# For the circle, (x+1)^2+(y+2)^2=25 What is the length of the tangent to the circle from the point (6,4)?

Mar 25, 2018

The length of the tangent to the circle from the point $\left(6 , 4\right)$ to circle ${\left(x + 1\right)}^{2} + {\left(y + 2\right)}^{2} = 25$ is $2 \sqrt{15}$

#### Explanation:

The circle ${\left(x + 1\right)}^{2} + {\left(y + 2\right)}^{2} = 25$ is a circle with center $\left(- 1 , - 2\right)$ and radius $5$.

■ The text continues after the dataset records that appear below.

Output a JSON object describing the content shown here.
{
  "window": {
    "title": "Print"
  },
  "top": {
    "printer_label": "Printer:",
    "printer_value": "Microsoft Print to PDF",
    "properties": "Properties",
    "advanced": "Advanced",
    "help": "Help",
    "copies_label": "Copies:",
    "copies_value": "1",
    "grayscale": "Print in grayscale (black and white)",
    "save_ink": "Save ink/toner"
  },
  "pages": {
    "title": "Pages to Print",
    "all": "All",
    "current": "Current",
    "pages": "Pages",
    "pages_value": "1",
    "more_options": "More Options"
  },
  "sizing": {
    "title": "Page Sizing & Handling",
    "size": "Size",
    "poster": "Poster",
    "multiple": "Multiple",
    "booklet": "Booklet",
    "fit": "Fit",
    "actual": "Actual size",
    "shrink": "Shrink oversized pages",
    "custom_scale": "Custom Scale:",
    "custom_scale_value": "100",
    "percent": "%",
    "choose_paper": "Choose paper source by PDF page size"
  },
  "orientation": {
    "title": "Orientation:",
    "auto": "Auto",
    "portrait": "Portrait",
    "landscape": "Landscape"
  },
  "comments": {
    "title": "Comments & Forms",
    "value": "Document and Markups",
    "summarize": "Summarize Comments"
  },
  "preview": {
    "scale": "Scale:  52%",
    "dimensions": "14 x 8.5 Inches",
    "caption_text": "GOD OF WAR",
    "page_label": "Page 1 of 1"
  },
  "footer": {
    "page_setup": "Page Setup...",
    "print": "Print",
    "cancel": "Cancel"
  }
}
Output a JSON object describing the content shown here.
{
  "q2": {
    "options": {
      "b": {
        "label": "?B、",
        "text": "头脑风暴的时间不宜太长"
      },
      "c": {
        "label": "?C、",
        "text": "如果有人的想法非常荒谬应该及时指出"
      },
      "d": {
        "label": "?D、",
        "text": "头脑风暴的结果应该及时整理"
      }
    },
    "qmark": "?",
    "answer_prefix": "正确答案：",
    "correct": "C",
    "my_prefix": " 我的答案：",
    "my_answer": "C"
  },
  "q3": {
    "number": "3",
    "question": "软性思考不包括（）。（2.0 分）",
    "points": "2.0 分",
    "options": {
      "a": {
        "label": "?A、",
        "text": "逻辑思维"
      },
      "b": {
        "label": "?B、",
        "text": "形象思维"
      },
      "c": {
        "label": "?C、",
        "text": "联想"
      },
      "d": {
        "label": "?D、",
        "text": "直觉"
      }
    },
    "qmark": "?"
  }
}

As the length of the tangent from the external point, radius to the point at which tangent touches circle and line joining external point to center of circle form a right angle.

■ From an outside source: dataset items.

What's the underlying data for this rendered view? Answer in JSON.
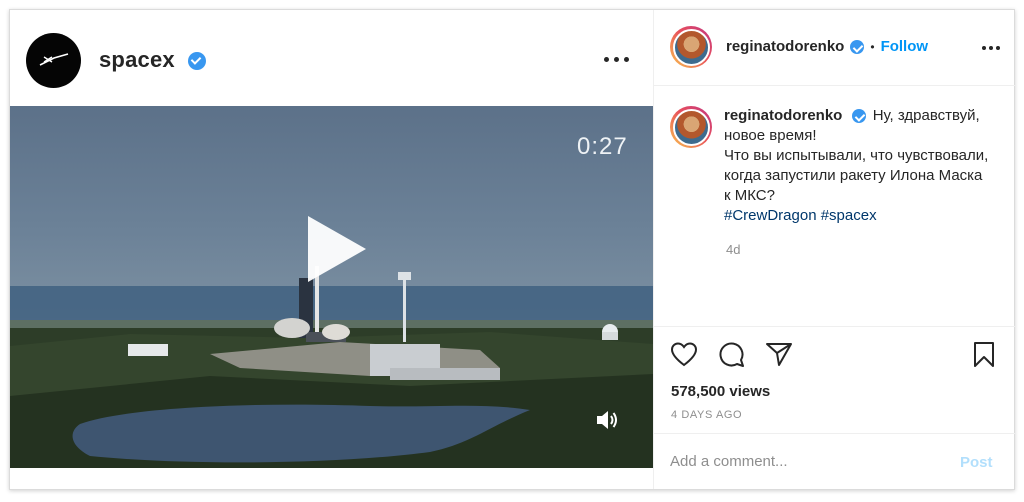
{
  "video_post": {
    "account": "spacex",
    "verified": true,
    "timer": "0:27",
    "icons": {
      "avatar": "spacex-logo",
      "verified": "verified-badge-icon",
      "more": "more-options-icon",
      "play": "play-icon",
      "sound": "volume-icon"
    }
  },
  "sidebar": {
    "username": "reginatodorenko",
    "separator": "•",
    "follow_label": "Follow",
    "caption": {
      "author": "reginatodorenko",
      "text_1": "Ну, здравствуй,",
      "text_2": "новое время!",
      "text_3": "Что вы испытывали, что чувствовали,",
      "text_4": "когда запустили ракету Илона Маска",
      "text_5": "к МКС?",
      "hashtag_1": "#CrewDragon",
      "hashtag_2": "#spacex",
      "age": "4d"
    },
    "views": "578,500 views",
    "date": "4 DAYS AGO",
    "comment_placeholder": "Add a comment...",
    "post_label": "Post",
    "colors": {
      "accent": "#0095f6",
      "post_disabled": "#b2dffc",
      "hashtag": "#00376b",
      "verified": "#3897f0"
    }
  }
}
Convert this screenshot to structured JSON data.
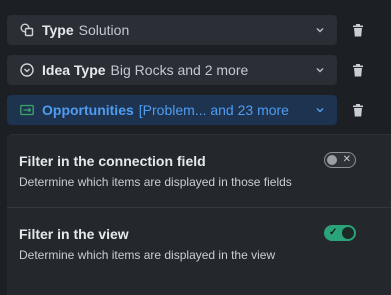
{
  "filters": [
    {
      "label": "Type",
      "value": "Solution",
      "icon": "shapes-icon",
      "active": false
    },
    {
      "label": "Idea Type",
      "value": "Big Rocks and 2 more",
      "icon": "circle-chevron-icon",
      "active": false
    },
    {
      "label": "Opportunities",
      "value": "[Problem... and 23 more",
      "icon": "link-field-icon",
      "active": true
    }
  ],
  "settings": {
    "connection": {
      "title": "Filter in the connection field",
      "desc": "Determine which items are displayed in those fields",
      "enabled": false,
      "mark": "✕"
    },
    "view": {
      "title": "Filter in the view",
      "desc": "Determine which items are displayed in the view",
      "enabled": true,
      "mark": "✓"
    }
  },
  "colors": {
    "active_accent": "#4f9cf0",
    "toggle_on": "#2aa37a"
  }
}
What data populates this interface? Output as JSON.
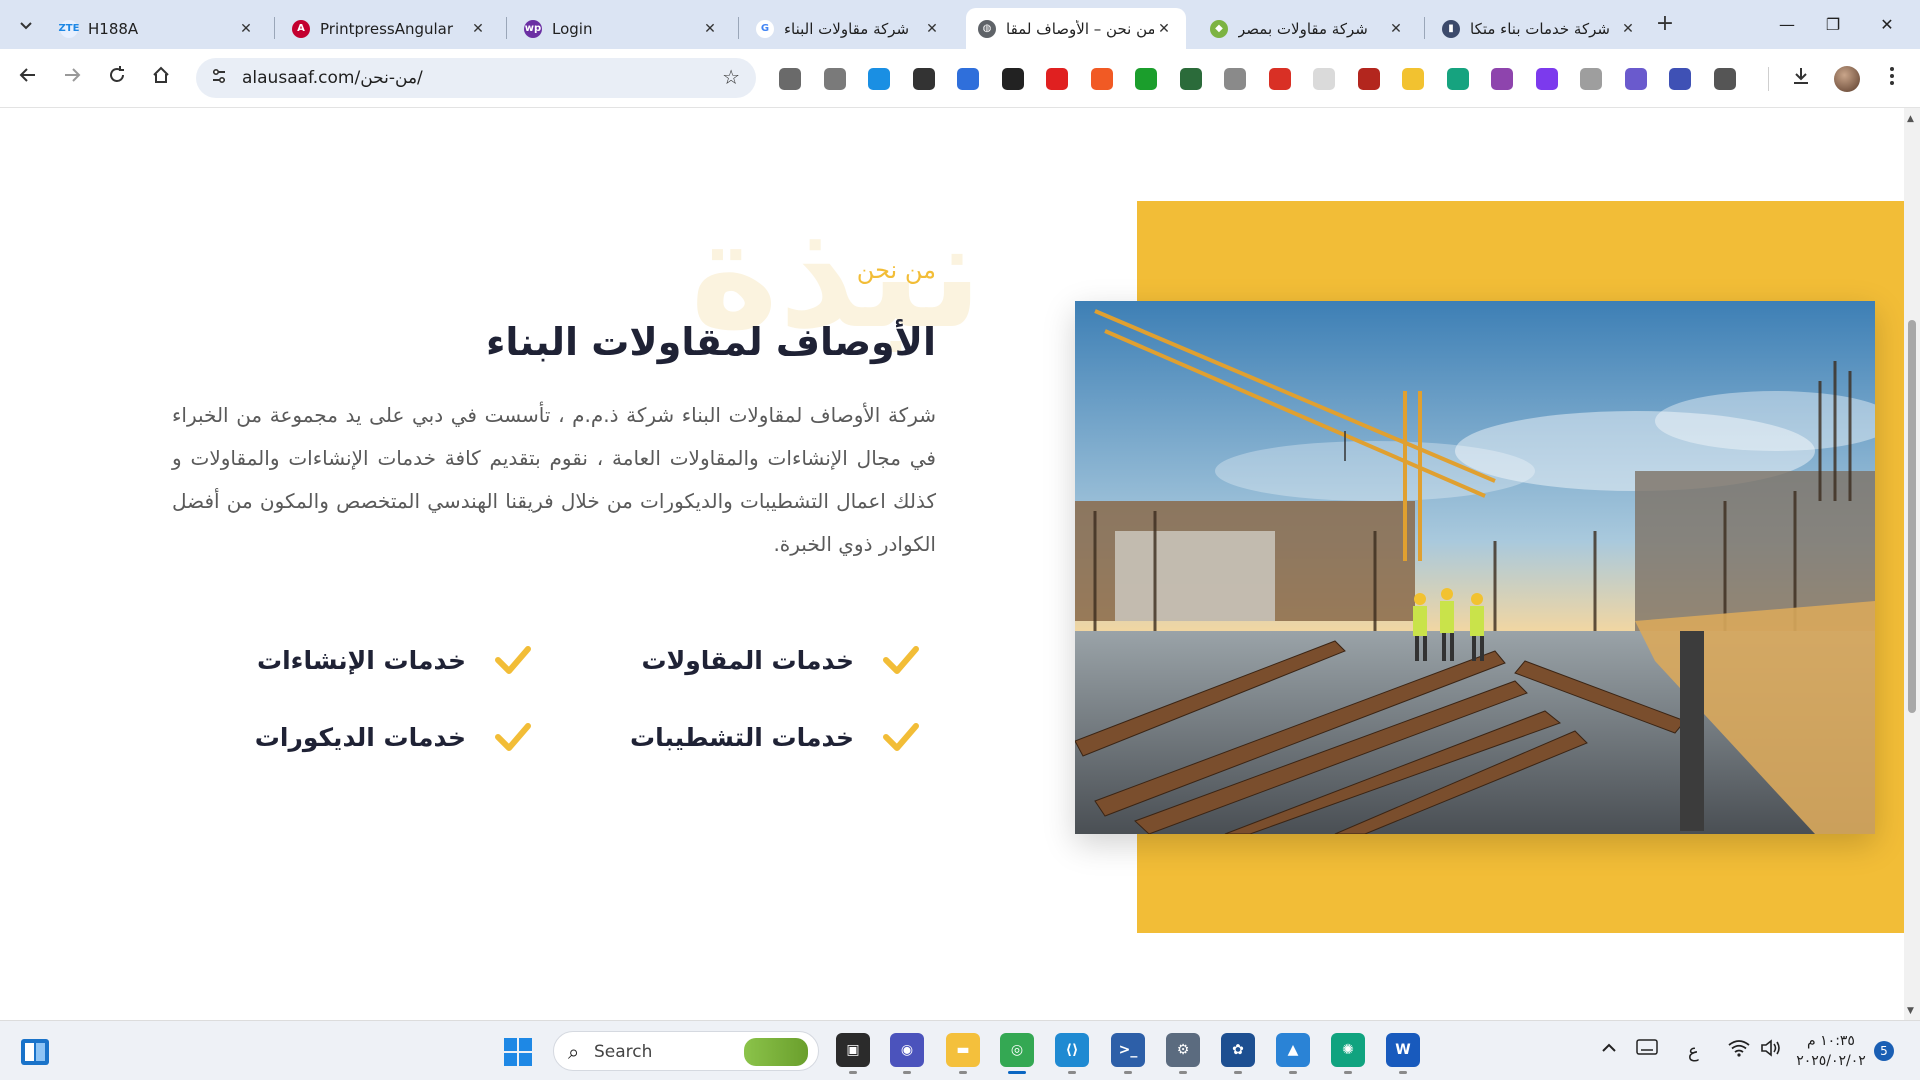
{
  "browser": {
    "tabs": [
      {
        "title": "H188A",
        "favicon_text": "ZTE",
        "favicon_color": "#e8f0fe",
        "favicon_fg": "#1e88e5",
        "active": false
      },
      {
        "title": "PrintpressAngular",
        "favicon_text": "A",
        "favicon_color": "#c3002f",
        "favicon_fg": "#ffffff",
        "active": false
      },
      {
        "title": "Login",
        "favicon_text": "wp",
        "favicon_color": "#6b2fa3",
        "favicon_fg": "#ffffff",
        "active": false
      },
      {
        "title": "شركة مقاولات البناء",
        "favicon_text": "G",
        "favicon_color": "#ffffff",
        "favicon_fg": "#4285f4",
        "active": false
      },
      {
        "title": "من نحن – الأوصاف لمقا",
        "favicon_text": "◍",
        "favicon_color": "#5f6368",
        "favicon_fg": "#ffffff",
        "active": true
      },
      {
        "title": "شركة مقاولات بمصر",
        "favicon_text": "◆",
        "favicon_color": "#7cb342",
        "favicon_fg": "#ffffff",
        "active": false
      },
      {
        "title": "شركة خدمات بناء متكا",
        "favicon_text": "▮",
        "favicon_color": "#3c4a6b",
        "favicon_fg": "#ffffff",
        "active": false
      }
    ],
    "close_glyph": "✕",
    "new_tab_glyph": "+",
    "url": "alausaaf.com/من-نحن/",
    "window_controls": {
      "minimize": "—",
      "restore": "❐",
      "close": "✕"
    }
  },
  "page": {
    "watermark": "نبذة",
    "subtitle": "من نحن",
    "heading": "الأوصاف لمقاولات البناء",
    "paragraph": "شركة الأوصاف لمقاولات البناء شركة ذ.م.م ، تأسست في دبي على يد مجموعة من الخبراء في مجال الإنشاءات والمقاولات العامة ، نقوم بتقديم كافة خدمات الإنشاءات والمقاولات و كذلك اعمال التشطيبات والديكورات من خلال فريقنا الهندسي المتخصص والمكون من أفضل الكوادر ذوي الخبرة.",
    "services": [
      "خدمات المقاولات",
      "خدمات الإنشاءات",
      "خدمات التشطيبات",
      "خدمات الديكورات"
    ],
    "accent_color": "#f2bd37",
    "heading_color": "#1f2235"
  },
  "taskbar": {
    "search_placeholder": "Search",
    "clock_time": "١٠:٣٥ م",
    "clock_date": "٢٠٢٥/٠٢/٠٢",
    "input_language": "ع",
    "notification_count": "5",
    "apps": [
      {
        "name": "task-view",
        "color": "#2b2b2b",
        "glyph": "▣"
      },
      {
        "name": "meet",
        "color": "#4b53bc",
        "glyph": "◉"
      },
      {
        "name": "file-explorer",
        "color": "#f4c03c",
        "glyph": "▬"
      },
      {
        "name": "chrome",
        "color": "#34a853",
        "glyph": "◎"
      },
      {
        "name": "vscode",
        "color": "#1f8ad2",
        "glyph": "⟨⟩"
      },
      {
        "name": "powershell",
        "color": "#2d5fa8",
        "glyph": ">_"
      },
      {
        "name": "settings",
        "color": "#5b6b7f",
        "glyph": "⚙"
      },
      {
        "name": "media-player",
        "color": "#1d4f91",
        "glyph": "✿"
      },
      {
        "name": "photos",
        "color": "#2a83d6",
        "glyph": "▲"
      },
      {
        "name": "chatgpt",
        "color": "#10a37f",
        "glyph": "✺"
      },
      {
        "name": "word",
        "color": "#185abd",
        "glyph": "W"
      }
    ]
  }
}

Now radius is $\sqrt{25} = 5$, distance between external point and center of circle is $\sqrt{{\left(6 + 1\right)}^{2} + {\left(4 + 2\right)}^{2}}$

and hence using Pythagorus theorem, lengt of tangent is $\sqrt{{\left(6 + 1\right)}^{2} + {\left(4 + 2\right)}^{2} - 25} = \sqrt{49 + 36 - 25} = \sqrt{60} = 2 \sqrt{15}$

graph{((x+1)^2+(y+2)^2-0.03)((x+1)^2+(y+2)^2-25)((x-6)^2+(y-4)^2-0.03)=0 [-10, 10, -4.8, 5.2]}

Obsserve that the length of the tangent to a circle ${x}^{2} + {y}^{2} + 2 g x + 2 f y + c = 0$ from an external point $\left({x}_{1} , {y}_{1}\right)$ will always be $\sqrt{{x}_{1}^{2} + {y}_{1}^{2} + 2 g {x}_{1} + 2 f {y}_{1} + c}$.